Film Legend Makes Memories at American Library in Paris
Film legend Olivia de Havilland attended a special screening of the film I Remember Better When I Paint: Treating Alzheimer’s Through the Creative Arts March 22 at the American Library in Paris. De Havilland narrates the documentary by Berna Huebner and Eric Ellena, and she introduced the film, telling the audience that “because, like many of you, I have lost precious friends to this affliction, I asked Berna if the film would be accompanied by a narration. When she said yes, I said I would like to do that narration. Last summer, Berna took me up on my offer. And in a few minutes you will understand why I am very glad she did.”

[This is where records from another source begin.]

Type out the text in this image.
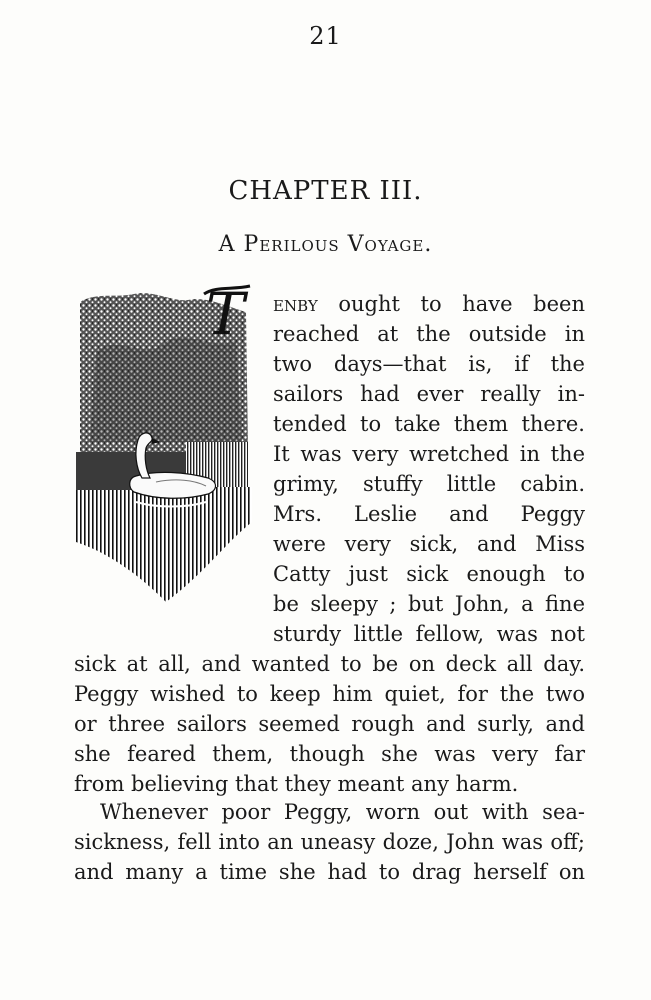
21
CHAPTER III.
A Perilous Voyage.
T enby ought to have been
reached at the outside in
two days—that is, if the
sailors had ever really in-
tended to take them there.
It was very wretched in the
grimy, stuffy little cabin.
Mrs. Leslie and Peggy
were very sick, and Miss
Catty just sick enough to
be sleepy ; but John, a fine
sturdy little fellow, was not
sick at all, and wanted to be on deck all day.
Peggy wished to keep him quiet, for the two
or three sailors seemed rough and surly, and
she feared them, though she was very far
from believing that they meant any harm.
Whenever poor Peggy, worn out with sea-
sickness, fell into an uneasy doze, John was off;
and many a time she had to drag herself on
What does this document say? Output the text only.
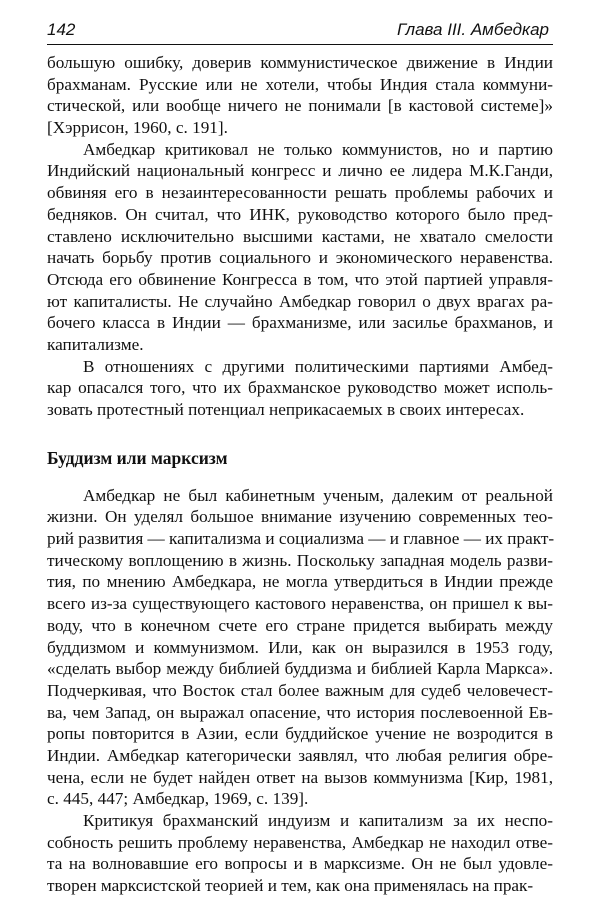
142	Глава III. Амбедкар
большую ошибку, доверив коммунистическое движение в Индии
брахманам. Русские или не хотели, чтобы Индия стала коммуни-
стической, или вообще ничего не понимали [в кастовой системе]»
[Хэррисон, 1960, с. 191].
Амбедкар критиковал не только коммунистов, но и партию
Индийский национальный конгресс и лично ее лидера М.К.Ганди,
обвиняя его в незаинтересованности решать проблемы рабочих и
бедняков. Он считал, что ИНК, руководство которого было пред-
ставлено исключительно высшими кастами, не хватало смелости
начать борьбу против социального и экономического неравенства.
Отсюда его обвинение Конгресса в том, что этой партией управля-
ют капиталисты. Не случайно Амбедкар говорил о двух врагах ра-
бочего класса в Индии — брахманизме, или засилье брахманов, и
капитализме.
В отношениях с другими политическими партиями Амбед-
кар опасался того, что их брахманское руководство может исполь-
зовать протестный потенциал неприкасаемых в своих интересах.
Буддизм или марксизм
Амбедкар не был кабинетным ученым, далеким от реальной
жизни. Он уделял большое внимание изучению современных тео-
рий развития — капитализма и социализма — и главное — их практ-
тическому воплощению в жизнь. Поскольку западная модель разви-
тия, по мнению Амбедкара, не могла утвердиться в Индии прежде
всего из-за существующего кастового неравенства, он пришел к вы-
воду, что в конечном счете его стране придется выбирать между
буддизмом и коммунизмом. Или, как он выразился в 1953 году,
«сделать выбор между библией буддизма и библией Карла Маркса».
Подчеркивая, что Восток стал более важным для судеб человечест-
ва, чем Запад, он выражал опасение, что история послевоенной Ев-
ропы повторится в Азии, если буддийское учение не возродится в
Индии. Амбедкар категорически заявлял, что любая религия обре-
чена, если не будет найден ответ на вызов коммунизма [Кир, 1981,
с. 445, 447; Амбедкар, 1969, с. 139].
Критикуя брахманский индуизм и капитализм за их неспо-
собность решить проблему неравенства, Амбедкар не находил отве-
та на волновавшие его вопросы и в марксизме. Он не был удовле-
творен марксистской теорией и тем, как она применялась на прак-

Huebner also welcomed the audience by explaining that she was motivated to make the film by her own mother’s battle with Alzheimer’s. "It's becoming an epidemic," she said, asserting that there are 36 million people with the disease, and by 2050 the number will reach 100 million. The documentary shows how working with Alzheimer’s patients through the arts can improve their quality of life enormously; the film also dispels myths about Alzheimer’s, including the notion that it is an inevitable result of aging.
De Havilland, who is a vibrant 94 years old, has lived in Paris since 1954. She and Huebner are both longtime supporters and former board members of the American Library in Paris, an oasis of American culture under the shadow of the Eiffel Tower founded by the American Library Association in 1920. A book based on the film is forthcoming.